What of this year? Pete Waterman of Stock, Aitken and Waterman fame will write our song and, for the second year running, the televised competition will be to find its performer. This is completely arse about face for a song contest, of course, but never mind. There are those who assume we'll end up with a dance floor filler like Kylie's I Should Be So Lucky or Ricky Astley's Never Gonna Give You Up, and I can think of far worse outcomes than that. It is true that Waterman ballads are thin on the ground - I can only cite Kylie and Jason's Especially For You off the top of my head - but you never know; people mature and develop, and that includes songwriters and producers.

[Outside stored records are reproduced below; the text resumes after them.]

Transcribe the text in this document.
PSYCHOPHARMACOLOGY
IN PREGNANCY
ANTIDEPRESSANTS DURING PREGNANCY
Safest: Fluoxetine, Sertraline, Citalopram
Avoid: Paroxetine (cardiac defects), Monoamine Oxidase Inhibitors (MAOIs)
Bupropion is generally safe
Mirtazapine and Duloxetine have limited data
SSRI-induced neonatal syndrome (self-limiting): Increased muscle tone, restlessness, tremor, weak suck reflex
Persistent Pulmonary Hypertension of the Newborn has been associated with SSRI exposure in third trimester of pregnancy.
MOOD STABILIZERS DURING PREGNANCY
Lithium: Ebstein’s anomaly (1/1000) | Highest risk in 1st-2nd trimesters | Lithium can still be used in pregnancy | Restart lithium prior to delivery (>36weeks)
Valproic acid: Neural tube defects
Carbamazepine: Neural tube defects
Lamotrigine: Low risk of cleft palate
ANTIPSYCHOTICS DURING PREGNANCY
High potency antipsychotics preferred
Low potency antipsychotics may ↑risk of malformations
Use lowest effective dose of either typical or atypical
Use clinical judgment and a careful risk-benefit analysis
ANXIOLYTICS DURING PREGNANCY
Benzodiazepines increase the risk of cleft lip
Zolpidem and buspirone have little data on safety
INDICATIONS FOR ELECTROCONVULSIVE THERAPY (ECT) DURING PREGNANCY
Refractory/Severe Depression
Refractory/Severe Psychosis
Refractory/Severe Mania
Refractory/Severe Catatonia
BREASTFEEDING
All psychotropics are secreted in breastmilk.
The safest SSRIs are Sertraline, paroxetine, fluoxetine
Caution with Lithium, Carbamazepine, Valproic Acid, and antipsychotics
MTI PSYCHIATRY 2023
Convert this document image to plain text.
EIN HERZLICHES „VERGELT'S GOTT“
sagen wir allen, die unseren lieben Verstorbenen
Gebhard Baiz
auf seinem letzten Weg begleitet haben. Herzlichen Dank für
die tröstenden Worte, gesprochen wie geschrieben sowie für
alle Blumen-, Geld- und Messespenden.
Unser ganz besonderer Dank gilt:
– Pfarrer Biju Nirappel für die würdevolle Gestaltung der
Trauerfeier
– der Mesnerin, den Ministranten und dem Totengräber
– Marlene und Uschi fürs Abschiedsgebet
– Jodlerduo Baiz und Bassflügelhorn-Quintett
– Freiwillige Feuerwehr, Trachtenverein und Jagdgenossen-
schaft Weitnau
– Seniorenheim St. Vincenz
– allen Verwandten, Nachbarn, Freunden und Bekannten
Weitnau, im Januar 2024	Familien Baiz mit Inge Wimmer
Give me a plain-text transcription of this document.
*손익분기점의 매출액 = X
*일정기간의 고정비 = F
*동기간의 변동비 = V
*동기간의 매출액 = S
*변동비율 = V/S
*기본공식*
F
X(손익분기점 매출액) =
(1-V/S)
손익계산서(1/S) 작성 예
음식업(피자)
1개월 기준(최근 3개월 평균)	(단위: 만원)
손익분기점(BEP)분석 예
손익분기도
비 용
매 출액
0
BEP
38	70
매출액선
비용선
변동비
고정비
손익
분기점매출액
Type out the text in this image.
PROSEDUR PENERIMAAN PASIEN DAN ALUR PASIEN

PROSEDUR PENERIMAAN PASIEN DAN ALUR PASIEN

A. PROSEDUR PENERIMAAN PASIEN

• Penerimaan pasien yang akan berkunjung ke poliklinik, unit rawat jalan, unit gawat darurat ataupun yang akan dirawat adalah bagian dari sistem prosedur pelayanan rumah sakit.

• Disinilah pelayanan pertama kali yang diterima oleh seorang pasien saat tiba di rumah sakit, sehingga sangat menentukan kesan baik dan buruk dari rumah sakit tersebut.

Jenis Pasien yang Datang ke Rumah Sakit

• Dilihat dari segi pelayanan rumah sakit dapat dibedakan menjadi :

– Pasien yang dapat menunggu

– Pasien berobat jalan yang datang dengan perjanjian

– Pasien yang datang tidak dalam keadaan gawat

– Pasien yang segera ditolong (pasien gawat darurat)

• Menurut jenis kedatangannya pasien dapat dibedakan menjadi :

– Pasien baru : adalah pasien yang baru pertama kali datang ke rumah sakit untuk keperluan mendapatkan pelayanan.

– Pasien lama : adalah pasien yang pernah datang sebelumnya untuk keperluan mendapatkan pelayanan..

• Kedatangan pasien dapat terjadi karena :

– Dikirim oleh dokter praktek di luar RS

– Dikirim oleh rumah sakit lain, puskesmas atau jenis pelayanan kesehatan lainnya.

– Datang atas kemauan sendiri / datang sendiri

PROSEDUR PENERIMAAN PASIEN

One thing's for sure: whoever ends up singing whatever railway enthusiast Mr W comes up with will have a tougher job on their hands than Sandie Shaw did. She only had to see off 16 rivals but there will be 24 acts in this year's final. Still, at least a further 15 will have been eliminated in two semi-finals before we get involved (39 countries have confirmed their intention to participate as I write). In case you didn't know, this is because the UK, Spain, France and Germany buy their way straight into the final by more or less bankrolling the event. It's a pretty odious lesson for our young to learn, that being the richest, not the best, is what matters. Still, that's the way the world works, so they may as well get used to it as early as possible, I suppose. And, having said all that, the Big Four have languished at the bottom of the scoreboard so often in recent years, one can't help wondering whether the poorer nations aren't registering a protest by biting the hands that finance their extravaganza. In which case, Eurovision sends out a very different message to youngsters about how the world works, perhaps a preferable one.
Anyway, roll on the contest to find a singer for Europe, not 'A Song for Europe' as it always used to be. And even more so, by a factor of at least a million billion trillion squillion, roll on 29th May when our TV sets will transport us to Oslo for the inexplicably thrilling main event. I've made my lifetime commitment to the Eurosong for better or worse, for more points or for fewer, and, as Sonia so wisely sang in County Cork, Ireland, in 1993, Better the Devil You Know Than the Devil You Don't (aha).